During the second stage of training, a variational autoencoder is trained with its encoder initialized by the encoder of the simple autoencoder trained in stage one. To further prevent the encoder from collapsing, the methods of KL weight annealing and Free Bits (FB) are employed. An example of running the model with default values would look like this:
$ python GPT_VAE_train.py \
--experiment {experiment_name_2} \
--dataset {dataset_name} \
--gpus 0 1 2 \
--kl_start 0 \
--warm_up 10 \
--target_kl 8 \
--fb 2 \
--logging_frequency 200 \
--workers 8 \
--train 1 \
--eval 0 \
--test 0 \
--load_path "lightning_logs/{experiment_name_1}/checkpoints/version_{version_number}/last.ckpt" \
--reconstruct_spec "{VQVAE_model_directory}" \
--vocoder 'vocoder/logs/vggsound/' \
--resume "lightning_logs/{experiment_name_2}/checkpoints/version_{version_number}/last.ckpt" \
--test_interpolation 1
The performance of the model can be monitored using Tensorboard.
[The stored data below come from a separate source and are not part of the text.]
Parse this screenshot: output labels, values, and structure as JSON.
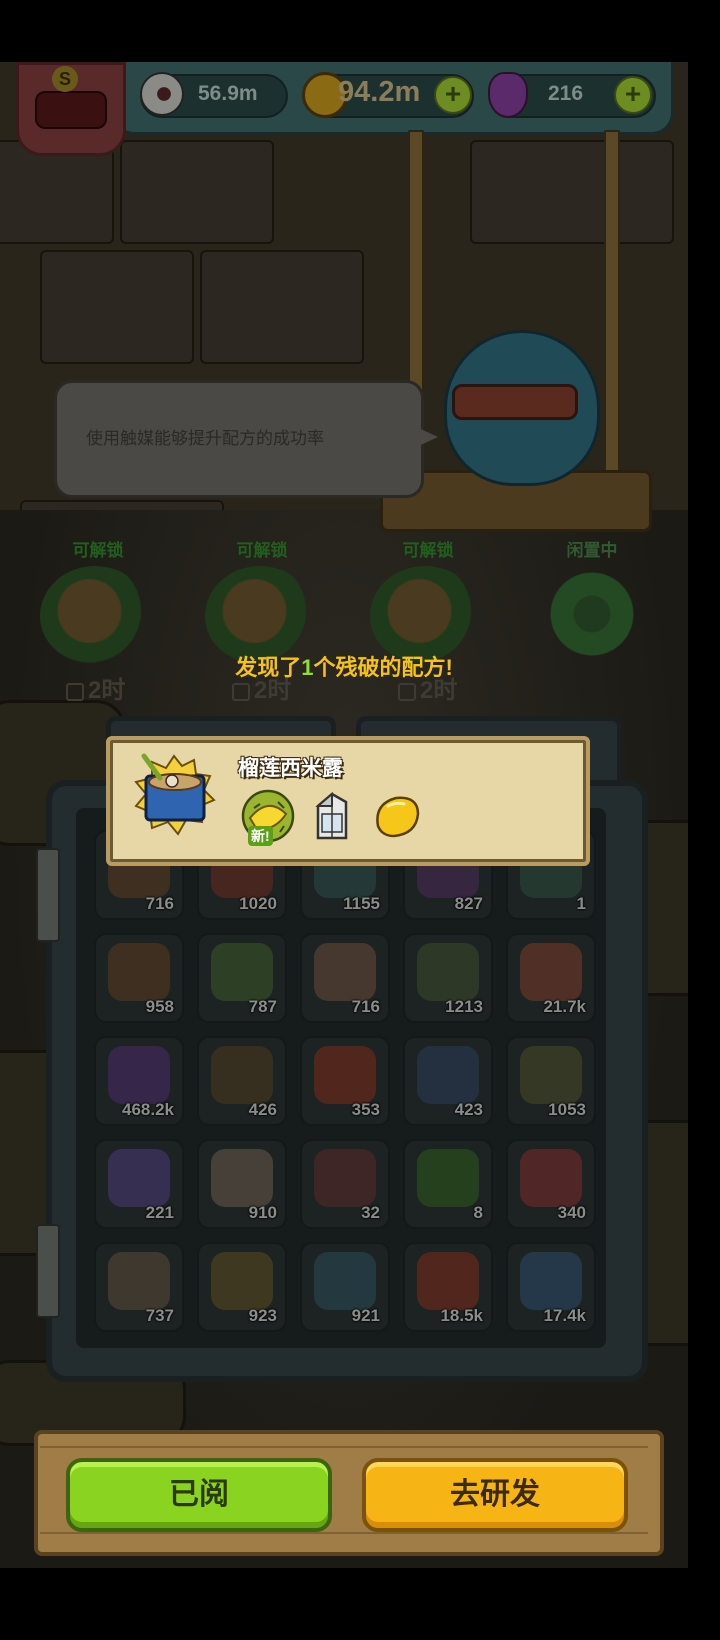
{
  "hud": {
    "eye_value": "56.9m",
    "coin_value": "94.2m",
    "potion_value": "216",
    "plus_symbol": "+"
  },
  "badge": {
    "letter": "S"
  },
  "speech": {
    "text": "使用触媒能够提升配方的成功率"
  },
  "slots": [
    {
      "label": "可解锁",
      "timer": "2时"
    },
    {
      "label": "可解锁",
      "timer": "2时"
    },
    {
      "label": "可解锁",
      "timer": "2时"
    },
    {
      "label": "闲置中",
      "timer": ""
    }
  ],
  "discovery": {
    "prefix": "发现了",
    "count": "1",
    "suffix": "个残破的配方!"
  },
  "popup": {
    "recipe_name": "榴莲西米露",
    "new_tag": "新!",
    "ingredients": [
      "durian-icon",
      "milk-carton-icon",
      "mango-icon"
    ]
  },
  "inventory": {
    "rows": [
      [
        "716",
        "1020",
        "1155",
        "827",
        "1"
      ],
      [
        "958",
        "787",
        "716",
        "1213",
        "21.7k"
      ],
      [
        "468.2k",
        "426",
        "353",
        "423",
        "1053"
      ],
      [
        "221",
        "910",
        "32",
        "8",
        "340"
      ],
      [
        "737",
        "923",
        "921",
        "18.5k",
        "17.4k"
      ]
    ],
    "art_colors": [
      [
        "#5a3a1f",
        "#6a2a1f",
        "#2a4a4a",
        "#4a2a5a",
        "#2a4a3a"
      ],
      [
        "#5a3a1f",
        "#3a5a2a",
        "#6a4a3a",
        "#3a4a2a",
        "#7a3a2a"
      ],
      [
        "#4a2a6a",
        "#4a3a1f",
        "#7a2a1a",
        "#2a3a5a",
        "#4a4a2a"
      ],
      [
        "#4a3a7a",
        "#6a5a4a",
        "#5a2a2a",
        "#2a5a1a",
        "#7a2a2a"
      ],
      [
        "#5a4a3a",
        "#5a4a1f",
        "#2a4a5a",
        "#7a2a1a",
        "#2a4a6a"
      ]
    ]
  },
  "buttons": {
    "read": "已阅",
    "develop": "去研发"
  },
  "colors": {
    "gold_text": "#f4c21b",
    "green_count": "#8ee02a",
    "read_button": "#8ad320",
    "develop_button": "#f7b515"
  }
}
During training, the loss and other metrics, as well as the mel-spectrogram images and reconstructed audio, are logged and can be viewed in Tensorboard.
$ tensorboard --logdir lightning_logs --bind_all
There are few differnt models but I ended up using big_model_attn_gan.py. This one works more-less well. Takes very long to train though.
In this project, the VAS data is used VAS. VAS can be downloaded directly using the link provided in the RegNet repository.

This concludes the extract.